While the main business of the complex was distilling a vast amount of grain whisky for Hiram Walker’s recently-acquired Ballantine’s blend, Inverleven played its part by producing Lowland single malt whisky to bolster the company’s stocks for blending and exchange. Hiram Walker already owned Glenburgie, which remains the Ballantine’s keystone malt, and bought the Miltonduff distillery around the same time as the Dumbarton complex was being constructed.

Hiram Walker were known for innovation at their distilleries, and the Dumbarton complex was no different, with Inverleven’s pot stills the first in the industry to both be fired by steam-heating instead of direct fire. In 1956, Scotland’s first Lomond still - a pot still with a column neck - was installed at Inverleven, rectifying low wines from Inverleven’s wash still. This was soon classed as a separate distillery, Lomond.

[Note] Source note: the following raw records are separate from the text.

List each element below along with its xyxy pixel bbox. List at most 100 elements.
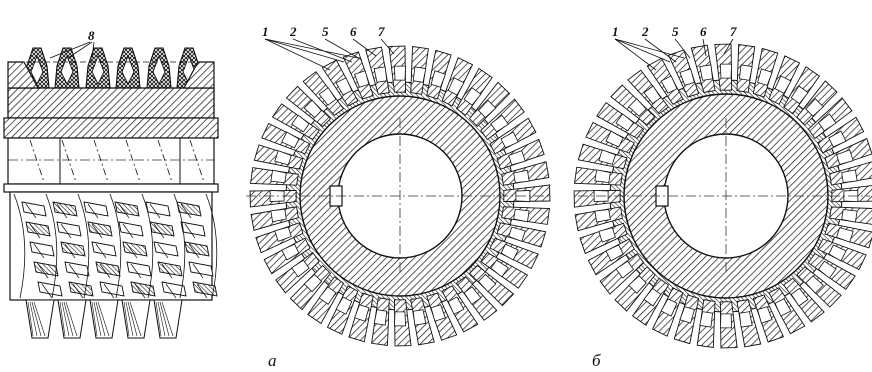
- wheel-a-wedge: [430, 70, 446, 88]
- wheel-b-wedge: [841, 209, 858, 223]
- hob-bottom-teeth: [25, 299, 183, 339]
- hob-helix-line: [29, 139, 45, 183]
- hob-body-band: [7, 87, 215, 119]
- wheel-a-wedge: [318, 286, 337, 305]
- hob-label-8: 8: [88, 28, 95, 43]
- hob-lower-ring: [3, 183, 219, 193]
- wheel-b-wedge: [679, 68, 695, 86]
- wheel-b-wedge: [719, 63, 733, 79]
- hob-blade: [188, 261, 214, 277]
- hob-blade: [176, 201, 202, 217]
- wheel-a-leader-line: [264, 38, 345, 63]
- wheel-b-leader-line: [674, 38, 691, 59]
- wheel-b-wedge: [594, 169, 611, 183]
- hob-helix-line: [189, 139, 205, 183]
- wheel-a-wedge: [430, 304, 446, 322]
- hob-blade: [118, 221, 144, 237]
- wheel-a-wedge: [513, 169, 530, 184]
- hob-helix-line: [125, 139, 141, 183]
- wheel-b-wedge: [817, 113, 837, 132]
- hob-blade: [25, 221, 51, 237]
- wheel-b-wedge: [774, 75, 792, 94]
- wheel-a-wedge: [373, 309, 388, 326]
- hob-tooth-insert: [60, 54, 74, 86]
- wheel-a-leader-line: [264, 38, 331, 71]
- hob-tooth-stripe: [33, 301, 46, 337]
- wheel-b-wedge: [660, 298, 678, 317]
- hob-right-flange: [182, 61, 215, 89]
- hob-blade: [95, 261, 121, 277]
- wheel-a-wedge: [477, 273, 497, 293]
- hob-blade-edge: [25, 203, 37, 219]
- hob-tooth-stripe: [125, 301, 134, 337]
- hob-blade-edge: [29, 223, 41, 239]
- hob-blade-edge: [41, 283, 53, 299]
- wheel-a-wedge: [270, 208, 287, 223]
- wheel-a-wedge: [318, 87, 337, 106]
- hob-blade: [157, 261, 183, 277]
- hob-blade: [114, 201, 140, 217]
- hob-blade-edge: [126, 243, 138, 259]
- wheel-b-wedge: [660, 75, 678, 94]
- hob-blade-edge: [91, 223, 103, 239]
- hob-blade-edge: [68, 263, 80, 279]
- wheel-a-wedge: [447, 77, 465, 96]
- hob-blade-edge: [192, 263, 204, 279]
- wheel-a-label-5: 5: [322, 24, 329, 39]
- hob-leader-line-2: [67, 41, 93, 59]
- wheel-a-wedge: [394, 311, 406, 327]
- hob-tooth-stripe: [129, 301, 142, 337]
- hob-tooth-stripe: [123, 301, 130, 337]
- wheel-b-wedge: [679, 306, 695, 324]
- hob-helix-curve: [173, 193, 186, 299]
- wheel-a-wedge: [500, 131, 519, 149]
- hob-blade-edge: [184, 223, 196, 239]
- wheel-a-wedge: [490, 114, 509, 133]
- wheel-a-wedge: [281, 131, 300, 149]
- hob-blade-edge: [122, 223, 134, 239]
- hob-blade: [161, 281, 187, 297]
- wheel-b-wedge: [615, 113, 635, 132]
- wheel-b-wedge: [598, 227, 616, 243]
- wheel-a-wedge: [490, 259, 509, 278]
- wheel-a-wedge: [335, 296, 353, 315]
- hob-blade: [192, 281, 218, 297]
- hob-tooth-insert: [121, 54, 135, 86]
- wheel-b-wedge: [790, 85, 809, 105]
- hob-blade-edge: [130, 263, 142, 279]
- wheel-b-leader-line: [723, 38, 734, 55]
- hob-blade: [126, 261, 152, 277]
- hob-tooth-stripe: [157, 301, 166, 337]
- wheel-a-wedge: [463, 87, 482, 106]
- hob-helical-blades: [13, 193, 218, 299]
- hob-blade-edge: [134, 283, 146, 299]
- wheel-b-caption: б: [592, 351, 601, 370]
- wheel-b-wedge: [605, 244, 624, 262]
- hob-blade-edge: [180, 203, 192, 219]
- hob-blade: [29, 241, 55, 257]
- hob-blade-edge: [118, 203, 130, 219]
- wheel-b-wedge: [805, 275, 824, 294]
- hob-bottom-tooth: [89, 299, 119, 339]
- hob-tooth-stripe: [59, 301, 66, 337]
- wheel-a-wedge: [500, 243, 519, 261]
- hob-blade-edge: [149, 203, 161, 219]
- hob-blade: [21, 201, 47, 217]
- hob-bore-helix-lines: [29, 138, 205, 184]
- hob-tooth-stripe: [95, 301, 106, 337]
- hob-bottom-tooth: [153, 299, 183, 339]
- wheel-a-wedge: [508, 226, 526, 242]
- wheel-b-wedge: [643, 85, 662, 105]
- wheel-b-wedge: [805, 98, 824, 117]
- wheel-b-wedge: [841, 169, 858, 183]
- wheel-b-wedge: [594, 209, 611, 223]
- wheel-b-wedge: [828, 244, 847, 262]
- hob-blade-edge: [95, 243, 107, 259]
- hob-helix-curve: [205, 193, 218, 299]
- hob-blade: [52, 201, 78, 217]
- wheel-b-wedge: [836, 149, 854, 165]
- hob-blade: [122, 241, 148, 257]
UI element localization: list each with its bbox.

Inverleven’s Lomond still was decommissioned in 1985, with the pot stills falling silent in 1991 a few years after the distillery’s acquisition by Allied Lyons. In 2005, under new owners Chivas Brothers and with the majority of the Dumbarton complex already demolished, Inverleven’s stills were purchased by Bruichladdich. 

Bruichladdich christened the Lomond still Ugly Betty and repurposed it to make their Botanist gin. Inverleven’s wash still was set up outside the distillery gates as a tourist photo opportunity, while the spirit still was kept unused at the Lochindaal distillery site. Happily, both of the pot stills were transferred to former Bruichladdich owner Mark Reynier’s new distillery in Waterford in 2015 and recommissioned to produce Irish single malt whiskey.

No official bottlings of Inverleven’s Lowland single malt were done during the distillery’s active lifetime, although a couple of excellent retrospective editions of the 1973 vintage were released by Chivas Brothers in 2010-2011 as part of the Deoch an Doras range.

As is often the case with closed distilleries, the majority of Inverleven single malts released this century are from Gordon & MacPhail, although there were notable earlier bottlings from Cadenhead's and Duncan Taylor, and Signatory have contributed a few great cask strength bottlings in recent times. Sadly stock is now almost gone, with only a handful of Inverlevens appearing in the last decade.